Despite this year's funding boost, Mr. Prewitt, a public aff airs professor at Columbia University who is also serving as a consultant to the Obama administration for the 2010 Census, predicts this year's count will miss even more people.
"I think it will be very hard for this Census to be as accurate as the last one," he said. Mr. Prewitt attributes this largely to the skyrocketing population of illegal immigrants, which shot up from an estimated 8 million in 2000 to 12 million in 2008. He said he doubts the Census will count more than half of that amount.
"That's a hard population to count," he said. "And they have every reason to be suspicious of the government, because of the raids and so forth."
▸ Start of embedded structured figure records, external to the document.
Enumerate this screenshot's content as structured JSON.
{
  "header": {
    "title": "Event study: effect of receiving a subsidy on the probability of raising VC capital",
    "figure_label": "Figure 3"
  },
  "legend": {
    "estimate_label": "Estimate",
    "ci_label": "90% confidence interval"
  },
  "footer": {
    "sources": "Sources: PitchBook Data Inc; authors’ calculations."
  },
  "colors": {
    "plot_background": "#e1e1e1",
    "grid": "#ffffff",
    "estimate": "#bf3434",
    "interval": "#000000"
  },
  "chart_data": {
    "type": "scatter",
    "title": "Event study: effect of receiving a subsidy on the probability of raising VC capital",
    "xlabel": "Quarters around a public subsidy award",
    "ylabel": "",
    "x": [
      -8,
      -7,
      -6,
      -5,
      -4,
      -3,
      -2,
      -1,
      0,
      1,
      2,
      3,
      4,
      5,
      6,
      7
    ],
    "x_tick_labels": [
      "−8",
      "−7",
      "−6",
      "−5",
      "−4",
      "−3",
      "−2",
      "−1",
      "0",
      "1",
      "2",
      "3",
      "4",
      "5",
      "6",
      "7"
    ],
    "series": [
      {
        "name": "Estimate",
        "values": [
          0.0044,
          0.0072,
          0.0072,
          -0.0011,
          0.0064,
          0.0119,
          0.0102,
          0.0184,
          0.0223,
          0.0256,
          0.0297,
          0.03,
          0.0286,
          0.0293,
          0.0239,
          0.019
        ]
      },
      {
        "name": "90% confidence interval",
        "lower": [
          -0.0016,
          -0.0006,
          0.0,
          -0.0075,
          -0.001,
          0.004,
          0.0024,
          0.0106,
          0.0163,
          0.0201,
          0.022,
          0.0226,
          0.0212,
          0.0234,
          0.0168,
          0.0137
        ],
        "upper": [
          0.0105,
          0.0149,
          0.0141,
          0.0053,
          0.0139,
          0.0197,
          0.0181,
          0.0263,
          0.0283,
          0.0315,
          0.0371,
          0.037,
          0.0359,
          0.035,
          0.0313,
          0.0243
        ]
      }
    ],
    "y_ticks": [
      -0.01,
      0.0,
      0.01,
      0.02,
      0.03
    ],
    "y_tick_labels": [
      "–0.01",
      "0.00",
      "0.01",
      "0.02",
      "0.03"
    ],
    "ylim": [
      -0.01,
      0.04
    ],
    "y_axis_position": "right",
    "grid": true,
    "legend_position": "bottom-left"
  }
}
What's more, he said, "the political environment with respect to the undocumented is worse than it was in 2000."
Add to this all the political debate already swirling around the Census, and it's easy to see how the science can get lost in a fog.
President Barack Obama's picks for Commerce Secretary – which oversees the Census Bureau – and the Census director have sparked outcry from Republicans and Democrats alike. Also, this year immigration advocates have turned against each other. On one side, a national coalition of Latino evangelical clergy members is urging undocumented residents to boycott the Census to spur immigration reform. On the other, politicians and activists say this will serve only to hurt the immigrants themselves. As for the actual numbers, Census officials believe that the 2010 count will show 306 million Americans, 46 million — or 15 percent — of whom are Hispanics. That's up from 281 million Americans in the 2000 tally, in which about 35 million people — or 12.5 percent — identified themselves as Hispanic.